Chinesische Hackergruppe greift US-Kommunalverwaltungen an : Gezielte Spionage gegen Cityworks-Systeme zeigt neue Qualität staatlich gestützter Angriffe
Ein chinesischsprachiger Angreifer namens UAT-6382 hat eine kritische Schwachstelle in der US-Software Trimble Cityworks ausgenutzt, um gezielt kommunale Netzwerke in den Vereinigten Staaten zu infiltrieren. Die inzwischen geschlossene Lücke zeigt, wie präzise und technisch versiert staatlich unterstützte Hacker bei Angriffen auf kritische Infrastrukturen vorgehen.
Die ausgenutzte Sicherheitslücke – CVE-2025-0944, mit einem CVSS-Score von 8,6 – betrifft eine zentrale Verwaltungssoftware für kommunale Infrastruktur. Cityworks wird von Städten und Gemeinden unter anderem für das Management von Versorgungsnetzen, Straßen und Daten aus Geoinformationssystem (GIS) verwendet. Die Lücke ermöglichte die Ausführung beliebigen Codes aus der Ferne – eine Einladung für fortgeschrittene Bedrohungsakteure wie UAT-6382.
Cisco Talos, das Sicherheitsteam von Cisco, dokumentierte die Attacke erstmals Anfang Januar 2025. Die Angriffe richteten sich fokussiert gegen kommunale Einrichtungen in den Vereinigten Staaten – mit dem klaren Ziel, Zugriff auf Systeme im Bereich der Versorgungsinfrastruktur zu gewinnen.

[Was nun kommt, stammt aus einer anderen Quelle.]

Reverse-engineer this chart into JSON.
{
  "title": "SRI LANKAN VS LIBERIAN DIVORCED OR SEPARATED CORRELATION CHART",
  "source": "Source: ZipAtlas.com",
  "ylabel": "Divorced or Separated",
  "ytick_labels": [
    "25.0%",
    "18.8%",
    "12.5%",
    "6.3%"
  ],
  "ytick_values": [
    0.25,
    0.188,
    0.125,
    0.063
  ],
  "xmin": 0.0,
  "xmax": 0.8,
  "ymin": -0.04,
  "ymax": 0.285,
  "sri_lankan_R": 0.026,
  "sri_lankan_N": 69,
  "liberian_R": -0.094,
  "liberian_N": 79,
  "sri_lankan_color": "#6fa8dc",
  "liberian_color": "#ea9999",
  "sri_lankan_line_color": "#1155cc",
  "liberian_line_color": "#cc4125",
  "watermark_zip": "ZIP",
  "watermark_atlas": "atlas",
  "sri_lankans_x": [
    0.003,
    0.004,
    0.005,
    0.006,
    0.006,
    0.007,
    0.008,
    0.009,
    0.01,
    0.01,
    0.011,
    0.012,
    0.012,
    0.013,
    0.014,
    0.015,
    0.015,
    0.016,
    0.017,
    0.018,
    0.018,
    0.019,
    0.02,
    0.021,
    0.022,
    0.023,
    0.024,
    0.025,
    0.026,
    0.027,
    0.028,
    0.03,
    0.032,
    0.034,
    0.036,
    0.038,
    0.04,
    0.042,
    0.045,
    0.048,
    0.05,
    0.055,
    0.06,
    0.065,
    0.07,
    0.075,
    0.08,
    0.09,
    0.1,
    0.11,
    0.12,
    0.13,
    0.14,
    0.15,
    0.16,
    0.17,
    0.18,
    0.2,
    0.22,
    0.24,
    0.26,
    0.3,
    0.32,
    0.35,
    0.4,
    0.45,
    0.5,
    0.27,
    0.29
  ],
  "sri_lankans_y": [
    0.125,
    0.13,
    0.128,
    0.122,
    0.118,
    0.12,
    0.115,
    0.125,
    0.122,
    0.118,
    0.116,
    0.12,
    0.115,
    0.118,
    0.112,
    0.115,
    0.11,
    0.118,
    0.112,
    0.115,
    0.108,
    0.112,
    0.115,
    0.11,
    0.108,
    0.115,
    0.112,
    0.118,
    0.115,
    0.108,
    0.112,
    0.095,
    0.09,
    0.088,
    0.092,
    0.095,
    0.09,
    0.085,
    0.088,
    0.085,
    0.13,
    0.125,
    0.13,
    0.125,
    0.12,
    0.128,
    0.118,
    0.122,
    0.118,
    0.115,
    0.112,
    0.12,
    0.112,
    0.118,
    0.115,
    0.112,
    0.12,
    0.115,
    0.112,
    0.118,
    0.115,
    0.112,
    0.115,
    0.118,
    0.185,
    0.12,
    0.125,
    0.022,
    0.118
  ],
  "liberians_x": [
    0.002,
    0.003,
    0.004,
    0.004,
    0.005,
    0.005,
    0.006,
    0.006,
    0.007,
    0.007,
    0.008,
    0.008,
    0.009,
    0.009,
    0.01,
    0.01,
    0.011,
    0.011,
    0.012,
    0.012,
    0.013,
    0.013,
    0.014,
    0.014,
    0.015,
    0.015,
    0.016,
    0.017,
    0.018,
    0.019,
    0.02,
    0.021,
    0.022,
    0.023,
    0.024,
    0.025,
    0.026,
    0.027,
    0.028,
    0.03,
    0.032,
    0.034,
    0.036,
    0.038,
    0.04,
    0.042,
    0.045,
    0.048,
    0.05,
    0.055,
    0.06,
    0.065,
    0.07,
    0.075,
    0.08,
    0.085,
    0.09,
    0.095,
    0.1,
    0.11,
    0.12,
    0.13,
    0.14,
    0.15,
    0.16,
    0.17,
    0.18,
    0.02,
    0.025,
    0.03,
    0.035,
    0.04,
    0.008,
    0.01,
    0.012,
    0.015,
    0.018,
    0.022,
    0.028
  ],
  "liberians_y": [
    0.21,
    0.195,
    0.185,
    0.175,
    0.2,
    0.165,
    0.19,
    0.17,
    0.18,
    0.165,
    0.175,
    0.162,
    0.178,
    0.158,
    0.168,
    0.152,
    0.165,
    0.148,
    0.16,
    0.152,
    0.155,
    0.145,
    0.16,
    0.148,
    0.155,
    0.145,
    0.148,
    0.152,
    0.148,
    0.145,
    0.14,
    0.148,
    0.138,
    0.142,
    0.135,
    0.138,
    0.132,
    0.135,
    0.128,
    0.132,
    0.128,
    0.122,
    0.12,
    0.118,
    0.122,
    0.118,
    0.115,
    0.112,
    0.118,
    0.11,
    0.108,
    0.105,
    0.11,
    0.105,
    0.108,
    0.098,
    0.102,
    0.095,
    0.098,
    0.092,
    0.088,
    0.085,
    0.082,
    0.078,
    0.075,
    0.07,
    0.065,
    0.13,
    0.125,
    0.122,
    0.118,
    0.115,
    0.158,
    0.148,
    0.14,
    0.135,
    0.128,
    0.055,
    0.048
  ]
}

Vom ersten Zugriff zur dauerhaften Präsenz
Nach erfolgreicher Kompromittierung führten die Angreifer eine umfassende Aufklärung des Systems durch, installierten mehrere Web Shells und schleusten maßgeschneiderte Malware ein. Dabei kamen bekannte Werkzeuge chinesischer Herkunft zum Einsatz, darunter AntSword, Chopper und Behinder – Tools, die in der Szene weit verbreitet sind.
Über PowerShell-Kommandos wurden mehrere Backdoors installiert, darunter das Go-basierte Remote-Access-Tool VShell sowie ein Rust-basierter Loader namens TetraLoader, der auf dem öffentlich zugänglichen Schadcode-Baukasten MaLoader basiert. Auch dieser wurde ursprünglich in vereinfachtem Chinesischauf GitHub veröffentlicht.
Die kompromittierten Systeme wurden methodisch untersucht: Verzeichnisse und Dateien wurden identifiziert und in bereits infiltrierte Ordner verschoben – ein klares Zeichen für geplante Exfiltration von Daten.
Strategische Spionage statt massenhafter Angriffe
Im Gegensatz zu vielen anderen Cyberkampagnen handelt es sich hier nicht um ein breit gestreutes Ransomware-Szenario, sondern um eine gezielte, strategische Infiltration. Die Hackergruppe zeigte laut Cisco Talos ein spezifisches Interesse an Systemen der kommunalen Versorgungssteuerung – ein sensibler Bereich, der in den letzten Jahren zunehmend ins Fadenkreuz staatlich gelenkter Angriffe gerückt ist.
Dass Angriffe wie diese nicht auf Zufall beruhen, zeigt die Professionalität des Vorgehens: Der Einstieg erfolgte über eine bekannte, aber nur kurzzeitig offene Schwachstelle, gefolgt von zielgerichteter Spionage, dem Aufbau einer langanhaltenden Zugriffsinfrastruktur und dem Einsatz maßgeschneiderter Werkzeuge.
Lektion für kritische Infrastrukturen: Schwachstellenmanagement allein reicht nicht
Der Angriff auf Cityworks ist ein Weckruf: Auch in scheinbar spezialisierten Nischenanwendungen steckt enormes Risiko, insbesondere wenn diese als zentraler Knotenpunkt für sensible kommunale Prozesse dienen. Die schnelle Reaktion von Trimble und die Aufnahme der Schwachstelle in den KEV-Katalog der US-Behörde CISA waren wichtig – aber präventive Verteidigung braucht mehr: Threat Intelligence, Angriffssimulationen und die gezielte Überwachung auf ungewöhnliche Aktivitäten im Netz.
Cisco warnt, dass UAT-6382 weiter aktiv ist und künftig ähnliche Methoden auf andere Zielsysteme anwenden könnte. Behörden und Unternehmen im Bereich kritischer Infrastruktur sollten ihre Detektions- und Reaktionsstrategien auf die neuen Bedrohungslagen ausrichten – nicht zuletzt, weil politische Interessen dabei eine zunehmend zentrale Rolle spielen. Denn längst ist Cybersecurity keine Frage einzelner Systeme mehr, sondern ein geopolitisches Spielfeld.